Dataset and benchmark for activity few-shot prediction with Cell Painting dataset.
-
Clone this repository to your HOME folder.
-
To install dependencies, simply run:
cd FSL_CP conda env create -f environment.yaml conda activate fslcp
Note: It is advised to run mamba instead of conda to save ~20 mins of your life.
All results are available in the result folder. In there, subfolder notebook is where all of the graphs come from.
Click on the hyperlink to download the images, csv files, and weights of multitask model.
Since the images are fairly big (~300G), you can also download them via curl or wget:
curl https://irods-web.zdv.uni-mainz.de/irods-rest/rest/fileContents/zdv/home/sonha/fsl_cp_images.zip?ticket=l2P9J6ConqQOLNF --output fsl_cp_images.zip
wget https://irods-web.zdv.uni-mainz.de/irods-rest/rest/fileContents/zdv/home/sonha/fsl_cp_images.zip?ticket=l2P9J6ConqQOLNF -O fsl_cp_images.zip
In addition, we supply a small sample of the dataset. It is useful for those who are curious what the dataset looks like, but cannot be used to run the scripts.
- Create a data folder, place the downloaded output folder (csv files) into it.
- Place the downloaded weights folder.
- Create an empty logs folder.
- Place the images folder anywhere you like.
The folder hierachy should look like this.

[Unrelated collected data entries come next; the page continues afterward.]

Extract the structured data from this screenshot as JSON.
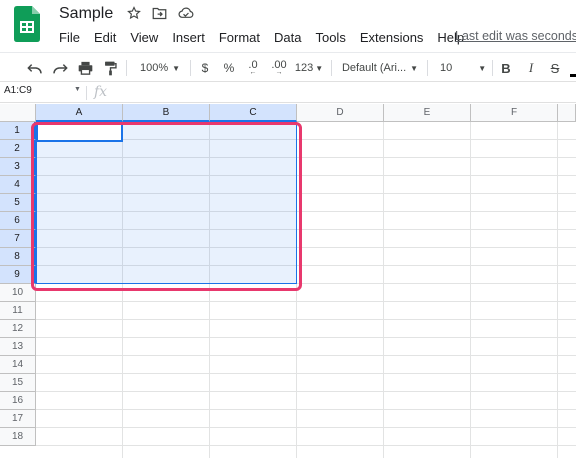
{
  "app": {
    "doc_title": "Sample",
    "last_edit": "Last edit was seconds ago",
    "icons": [
      "star-icon",
      "move-to-folder-icon",
      "cloud-status-icon"
    ],
    "brand_color": "#0f9d58"
  },
  "menu": [
    "File",
    "Edit",
    "View",
    "Insert",
    "Format",
    "Data",
    "Tools",
    "Extensions",
    "Help"
  ],
  "toolbar": {
    "zoom": "100%",
    "currency": "$",
    "percent": "%",
    "decrease_decimal": ".0",
    "increase_decimal": ".00",
    "number_format": "123",
    "font_family": "Default (Ari...",
    "font_size": "10",
    "bold": "B",
    "italic": "I",
    "strikethrough": "S"
  },
  "formula_bar": {
    "name_box": "A1:C9",
    "fx_label": "fx",
    "value": ""
  },
  "grid": {
    "columns": [
      "A",
      "B",
      "C",
      "D",
      "E",
      "F"
    ],
    "selected_columns": [
      "A",
      "B",
      "C"
    ],
    "rows": [
      "1",
      "2",
      "3",
      "4",
      "5",
      "6",
      "7",
      "8",
      "9",
      "10",
      "11",
      "12",
      "13",
      "14",
      "15",
      "16",
      "17",
      "18"
    ],
    "selected_rows": [
      "1",
      "2",
      "3",
      "4",
      "5",
      "6",
      "7",
      "8",
      "9"
    ],
    "selection_range": "A1:C9",
    "active_cell": "A1",
    "selection_color": "#1a73e8",
    "highlight_color": "#e8386d"
  }
}
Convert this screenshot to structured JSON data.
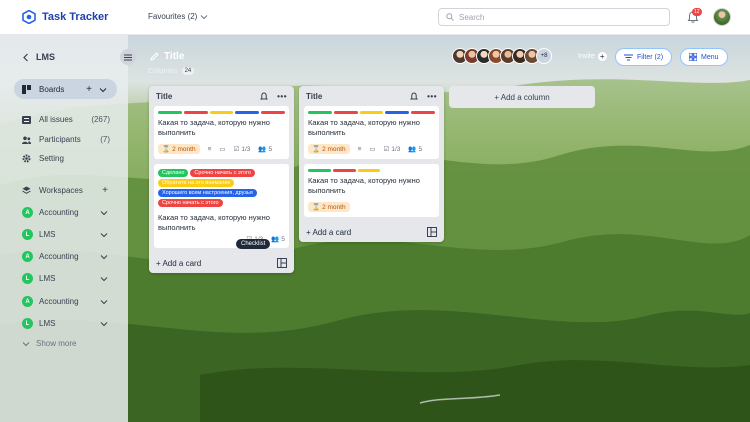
{
  "app": {
    "name": "Task Tracker",
    "brand_color": "#1e40af"
  },
  "topbar": {
    "favourites_label": "Favourites (2)",
    "search_placeholder": "Search",
    "notification_count": "12"
  },
  "sidebar": {
    "project": "LMS",
    "boards_label": "Boards",
    "items": [
      {
        "label": "All issues",
        "count": "(267)",
        "icon": "list-icon"
      },
      {
        "label": "Participants",
        "count": "(7)",
        "icon": "users-icon"
      },
      {
        "label": "Setting",
        "count": "",
        "icon": "gear-icon"
      }
    ],
    "workspaces_label": "Workspaces",
    "workspaces": [
      {
        "initial": "A",
        "label": "Accounting"
      },
      {
        "initial": "L",
        "label": "LMS"
      },
      {
        "initial": "A",
        "label": "Accounting"
      },
      {
        "initial": "L",
        "label": "LMS"
      },
      {
        "initial": "A",
        "label": "Accounting"
      },
      {
        "initial": "L",
        "label": "LMS"
      }
    ],
    "show_more": "Show more"
  },
  "board": {
    "title": "Title",
    "columns_label": "Columns",
    "columns_count": "24",
    "members_more": "+8",
    "invite_label": "Invite",
    "filter_label": "Filter (2)",
    "menu_label": "Menu",
    "add_column_label": "+ Add a column",
    "add_card_label": "+ Add a card",
    "tooltip": "Checklist"
  },
  "colors": {
    "green": "#22c55e",
    "red": "#ef4444",
    "yellow": "#facc15",
    "blue": "#2563eb",
    "orange": "#f97316"
  },
  "columns": [
    {
      "title": "Title",
      "cards": [
        {
          "bars": [
            "#22c55e",
            "#ef4444",
            "#facc15",
            "#2563eb",
            "#ef4444"
          ],
          "text": "Какая то задача, которую нужно выполнить",
          "due": "2 month",
          "checklist": "1/3",
          "members": "5"
        },
        {
          "tags": [
            [
              {
                "text": "Сделано",
                "color": "#22c55e"
              },
              {
                "text": "Срочно начать с этого",
                "color": "#ef4444"
              }
            ],
            [
              {
                "text": "Обратите на это внимание",
                "color": "#facc15"
              }
            ],
            [
              {
                "text": "Хорошего всем настроения, друзья",
                "color": "#2563eb"
              }
            ],
            [
              {
                "text": "Срочно начать с этого",
                "color": "#ef4444"
              }
            ]
          ],
          "text": "Какая то задача, которую нужно выполнить",
          "checklist": "1/3",
          "members": "5"
        }
      ]
    },
    {
      "title": "Title",
      "cards": [
        {
          "bars": [
            "#22c55e",
            "#ef4444",
            "#facc15",
            "#2563eb",
            "#ef4444"
          ],
          "text": "Какая то задача, которую нужно выполнить",
          "due": "2 month",
          "checklist": "1/3",
          "members": "5"
        },
        {
          "bars": [
            "#22c55e",
            "#ef4444",
            "#facc15"
          ],
          "text": "Какая то задача, которую нужно выполнить",
          "due": "2 month"
        }
      ]
    }
  ]
}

The codes for all models are placed in the fsl_cp folder. Simply run:
python fsl_cp/desired_file.py
You might need to change some of the flags to get it run properly on your system. So retrieve a list of flags, run:
python fsl_cp/desired_file.py -h
Run the script:
python fsl_cp/generate_cnn_embeddings.py -p path/to/image/folder
The base dataset class supports concatenating features from different CSV files. But if you generate new embeddings from the data, please save them to a CSV file (like norm_CP_feature_df.csv), and make sure:
- The first 3 columns are 'INCHIKEY', 'CPD_SMILES', 'SAMPLE_KEY'. The rest of the columns are embeddings.
- the 'SAMPLE_KEY'column is in the same order as in the norm_CP_feature_df.csv.
There are tutorial notebooks available in the notebook folder.